Production of biodegradable polymers is currently one of the major direction for research and application within biotechnology. The need for developing new technologies of polymer generation has emerged as an answer to the growing share of disposed materials made of plastics in municipal waste (up to 21%), limited possibilities for their recycling, as well as the resistance to biodegradation and the high environmental stability of waste containing synthetic polymer-based materials.

Polyhydroxyalkanoates are linear polyesters, synthesized and accumulated by microorganisms as a source of carbon, energy and reducing equivalents. The intensive growth of biodiesel production , especially in the Europenian Union, over the next few years might couse overproductionof glycerol as a by-product of transestrification. Therefore new technologies of glycerol utilization must be developed and one of the potential directions is to use glycerol as a feedstock for polyhydroxyalkanoates production.

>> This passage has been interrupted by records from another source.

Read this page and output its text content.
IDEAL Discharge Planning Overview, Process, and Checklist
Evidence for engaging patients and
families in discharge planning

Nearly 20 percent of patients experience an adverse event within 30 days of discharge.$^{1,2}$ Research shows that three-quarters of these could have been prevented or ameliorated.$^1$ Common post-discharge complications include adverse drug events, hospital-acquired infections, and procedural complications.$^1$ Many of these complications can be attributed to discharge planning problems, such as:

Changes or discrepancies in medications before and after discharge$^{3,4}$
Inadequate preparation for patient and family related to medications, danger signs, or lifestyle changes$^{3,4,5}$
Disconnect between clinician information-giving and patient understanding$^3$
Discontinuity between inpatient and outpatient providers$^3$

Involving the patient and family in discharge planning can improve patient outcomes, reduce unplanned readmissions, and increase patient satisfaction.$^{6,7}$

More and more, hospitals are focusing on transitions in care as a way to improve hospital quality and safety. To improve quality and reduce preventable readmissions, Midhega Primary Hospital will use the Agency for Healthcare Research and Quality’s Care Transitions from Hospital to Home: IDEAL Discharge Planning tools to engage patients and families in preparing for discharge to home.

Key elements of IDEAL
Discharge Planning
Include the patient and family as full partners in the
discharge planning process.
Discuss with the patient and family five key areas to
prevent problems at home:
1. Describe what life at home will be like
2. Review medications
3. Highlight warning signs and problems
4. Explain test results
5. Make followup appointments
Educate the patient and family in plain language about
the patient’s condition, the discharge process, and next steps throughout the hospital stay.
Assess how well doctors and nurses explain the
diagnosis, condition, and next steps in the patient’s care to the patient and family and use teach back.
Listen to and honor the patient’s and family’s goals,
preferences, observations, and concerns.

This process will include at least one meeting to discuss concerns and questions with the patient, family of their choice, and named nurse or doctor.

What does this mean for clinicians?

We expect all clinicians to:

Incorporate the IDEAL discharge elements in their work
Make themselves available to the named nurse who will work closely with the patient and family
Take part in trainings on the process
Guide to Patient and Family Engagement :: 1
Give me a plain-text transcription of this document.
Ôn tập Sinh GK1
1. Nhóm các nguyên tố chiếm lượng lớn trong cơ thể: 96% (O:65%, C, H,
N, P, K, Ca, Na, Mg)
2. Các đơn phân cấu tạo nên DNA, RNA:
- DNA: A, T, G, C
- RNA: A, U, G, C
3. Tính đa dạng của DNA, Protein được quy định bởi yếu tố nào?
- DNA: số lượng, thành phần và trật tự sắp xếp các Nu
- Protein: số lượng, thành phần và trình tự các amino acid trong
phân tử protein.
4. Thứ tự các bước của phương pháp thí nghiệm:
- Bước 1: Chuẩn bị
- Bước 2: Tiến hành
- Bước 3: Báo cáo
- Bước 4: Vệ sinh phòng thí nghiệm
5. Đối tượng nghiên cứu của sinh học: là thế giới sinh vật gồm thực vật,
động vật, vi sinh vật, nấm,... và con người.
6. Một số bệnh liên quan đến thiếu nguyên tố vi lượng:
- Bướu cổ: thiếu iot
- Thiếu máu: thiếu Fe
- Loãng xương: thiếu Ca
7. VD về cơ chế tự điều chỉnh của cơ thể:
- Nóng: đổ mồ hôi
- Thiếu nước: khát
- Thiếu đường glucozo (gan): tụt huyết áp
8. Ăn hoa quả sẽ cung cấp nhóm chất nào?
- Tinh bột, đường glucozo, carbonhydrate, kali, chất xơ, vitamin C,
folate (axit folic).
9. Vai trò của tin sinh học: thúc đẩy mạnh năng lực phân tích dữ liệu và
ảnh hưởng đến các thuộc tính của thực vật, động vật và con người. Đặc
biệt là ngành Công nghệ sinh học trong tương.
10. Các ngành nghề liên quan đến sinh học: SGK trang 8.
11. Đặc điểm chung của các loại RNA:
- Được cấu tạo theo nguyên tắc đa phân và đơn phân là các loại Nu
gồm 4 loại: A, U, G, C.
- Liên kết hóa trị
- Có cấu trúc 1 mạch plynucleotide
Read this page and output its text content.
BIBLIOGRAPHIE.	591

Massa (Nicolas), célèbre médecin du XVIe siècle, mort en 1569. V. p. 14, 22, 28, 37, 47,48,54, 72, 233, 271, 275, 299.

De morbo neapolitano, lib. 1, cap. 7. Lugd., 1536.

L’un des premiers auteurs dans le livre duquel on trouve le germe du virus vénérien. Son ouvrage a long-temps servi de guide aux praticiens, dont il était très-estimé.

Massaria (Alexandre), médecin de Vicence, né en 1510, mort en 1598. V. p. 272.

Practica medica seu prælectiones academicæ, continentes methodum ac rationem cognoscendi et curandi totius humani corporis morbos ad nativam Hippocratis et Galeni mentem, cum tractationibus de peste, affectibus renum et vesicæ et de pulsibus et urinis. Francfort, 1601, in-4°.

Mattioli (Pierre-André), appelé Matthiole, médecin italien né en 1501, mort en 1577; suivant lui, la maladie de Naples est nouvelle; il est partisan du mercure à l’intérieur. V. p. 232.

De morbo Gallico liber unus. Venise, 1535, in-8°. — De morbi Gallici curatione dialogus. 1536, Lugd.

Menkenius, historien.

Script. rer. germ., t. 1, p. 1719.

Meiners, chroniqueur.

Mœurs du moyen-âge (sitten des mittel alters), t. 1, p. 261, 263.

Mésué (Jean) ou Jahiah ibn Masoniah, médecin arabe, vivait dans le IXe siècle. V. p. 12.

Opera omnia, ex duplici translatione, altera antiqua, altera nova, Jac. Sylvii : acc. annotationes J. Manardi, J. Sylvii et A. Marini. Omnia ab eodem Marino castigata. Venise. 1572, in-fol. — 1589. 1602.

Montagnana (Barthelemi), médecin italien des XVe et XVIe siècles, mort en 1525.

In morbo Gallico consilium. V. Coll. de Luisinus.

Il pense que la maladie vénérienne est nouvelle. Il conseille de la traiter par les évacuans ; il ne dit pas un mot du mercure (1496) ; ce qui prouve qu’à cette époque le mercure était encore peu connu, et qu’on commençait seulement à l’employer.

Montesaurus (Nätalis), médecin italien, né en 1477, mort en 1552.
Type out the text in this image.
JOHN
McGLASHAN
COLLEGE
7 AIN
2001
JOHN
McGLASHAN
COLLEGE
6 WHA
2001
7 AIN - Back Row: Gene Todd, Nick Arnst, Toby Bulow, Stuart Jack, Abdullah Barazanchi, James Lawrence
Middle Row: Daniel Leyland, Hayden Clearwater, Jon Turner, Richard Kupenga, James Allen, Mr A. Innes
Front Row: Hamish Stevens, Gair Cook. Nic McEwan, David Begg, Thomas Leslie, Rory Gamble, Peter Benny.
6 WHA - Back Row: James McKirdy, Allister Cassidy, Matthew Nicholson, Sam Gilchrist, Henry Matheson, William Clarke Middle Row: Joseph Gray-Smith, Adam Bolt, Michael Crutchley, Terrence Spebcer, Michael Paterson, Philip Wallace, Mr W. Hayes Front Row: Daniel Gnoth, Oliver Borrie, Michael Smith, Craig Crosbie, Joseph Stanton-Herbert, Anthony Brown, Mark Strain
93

I conduct a research related with polyhydroxyalkanoates synthesis (poly-3-propionic acid with its coopolimer poly-3-valeric acid) stored in Bacillus megaterium cells. Actually I work on obtaining genetic modified cells of Bacillus megaterium, in which I introduce genes construct.

To characterize the specific function of genes products prpE: propionyl-CoA dehydrogenase from Seratia enterica serovar Typhimurium LT2,
puuC: gamma-gluamyl-gamma-aminobutyraldehyd dehydrogenase from Escherichia coli MG1655, dhaBCE: glycerin dehydratase from Escherichia blattae ATCC 33429,
genes were cloned and overexpressed in Bacillus megaterium under the xylose inducible promoter using the pMM1522 vector from Escherichia coli to examine their effects on production PHP and PHV.